In August 2014, the FASB issued ASU No. 2014-15, Disclosure of Uncertainties about an Entity’s Ability to Continue as a Going Concern (“ASU No. 2014-15”) that will require management to evaluate whether there are conditions and events that raise substantial doubt about an entity’s ability to continue as a going concern within one year after the financial statements are issued on both an interim and annual basis. Management will be required to provide certain footnote disclosures if it concludes that substantial doubt exists or when its plans alleviate substantial doubt about the entity’s ability to continue as a going concern. The Company adopted ASU No. 2014-15 in the fourth quarter of 2016, and its adoption did not have a material impact on the Company’s financial statements.

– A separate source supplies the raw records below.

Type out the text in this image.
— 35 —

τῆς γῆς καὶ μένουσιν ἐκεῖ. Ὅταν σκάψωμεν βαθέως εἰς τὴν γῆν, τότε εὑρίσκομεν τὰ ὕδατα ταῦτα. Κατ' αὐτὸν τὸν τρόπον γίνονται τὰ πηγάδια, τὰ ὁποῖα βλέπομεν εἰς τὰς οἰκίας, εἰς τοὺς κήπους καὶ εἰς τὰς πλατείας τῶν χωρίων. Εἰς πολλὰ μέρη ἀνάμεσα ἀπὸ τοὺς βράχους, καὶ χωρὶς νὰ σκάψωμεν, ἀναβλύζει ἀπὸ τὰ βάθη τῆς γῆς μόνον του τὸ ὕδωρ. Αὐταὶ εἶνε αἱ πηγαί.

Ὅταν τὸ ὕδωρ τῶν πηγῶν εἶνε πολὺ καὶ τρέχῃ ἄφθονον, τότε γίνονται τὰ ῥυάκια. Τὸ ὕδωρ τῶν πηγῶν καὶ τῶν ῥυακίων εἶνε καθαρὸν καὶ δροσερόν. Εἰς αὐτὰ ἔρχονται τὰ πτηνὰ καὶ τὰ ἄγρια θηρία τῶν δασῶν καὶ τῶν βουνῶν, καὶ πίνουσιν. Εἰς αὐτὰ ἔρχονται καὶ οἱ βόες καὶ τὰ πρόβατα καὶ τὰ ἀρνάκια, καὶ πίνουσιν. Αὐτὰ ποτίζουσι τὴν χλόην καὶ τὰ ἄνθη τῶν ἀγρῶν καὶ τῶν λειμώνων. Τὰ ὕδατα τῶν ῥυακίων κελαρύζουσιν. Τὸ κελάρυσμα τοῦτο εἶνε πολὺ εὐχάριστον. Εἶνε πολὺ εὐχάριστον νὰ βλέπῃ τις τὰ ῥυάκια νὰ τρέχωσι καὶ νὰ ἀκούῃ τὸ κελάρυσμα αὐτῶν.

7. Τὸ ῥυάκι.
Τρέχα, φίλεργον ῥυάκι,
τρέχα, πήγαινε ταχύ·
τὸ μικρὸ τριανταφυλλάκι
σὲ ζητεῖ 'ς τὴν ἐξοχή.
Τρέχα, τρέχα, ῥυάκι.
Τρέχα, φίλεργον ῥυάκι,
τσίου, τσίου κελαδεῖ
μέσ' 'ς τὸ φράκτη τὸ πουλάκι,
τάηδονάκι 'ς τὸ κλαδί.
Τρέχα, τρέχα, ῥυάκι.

In May 2014, the FASB issued ASU No. 2014-09, Revenue from Contracts with Customers (“ASU 2014-09”), an updated standard on revenue recognition. ASU 2014-09 provides enhancements to the quality and consistency of how revenue is reported by companies while also improving comparability in the financial statements of companies reporting using International Financial Reporting Standards or GAAP. The main purpose of the new standard is for companies to recognize revenue to depict the transfer of goods or services to customers in amounts that reflect the consideration to which a company expects to be entitled in exchange for those goods or services. The new standard also will result in enhanced disclosures about revenue, provide guidance for transactions that were not previously addressed comprehensively and improve guidance for multiple-element arrangements. In July 2015, the FASB voted to approve a one-year deferral of the effective date of ASU 2014-09, which will now be effective for the Company in the first quarter of fiscal year 2018 and may be applied on a full retrospective or modified retrospective approach. The Company is evaluating the impact of implementation and transition approach of this standard on its financial statements. When adopted, the Company does not expect this guidance to have a material impact on its financial statements.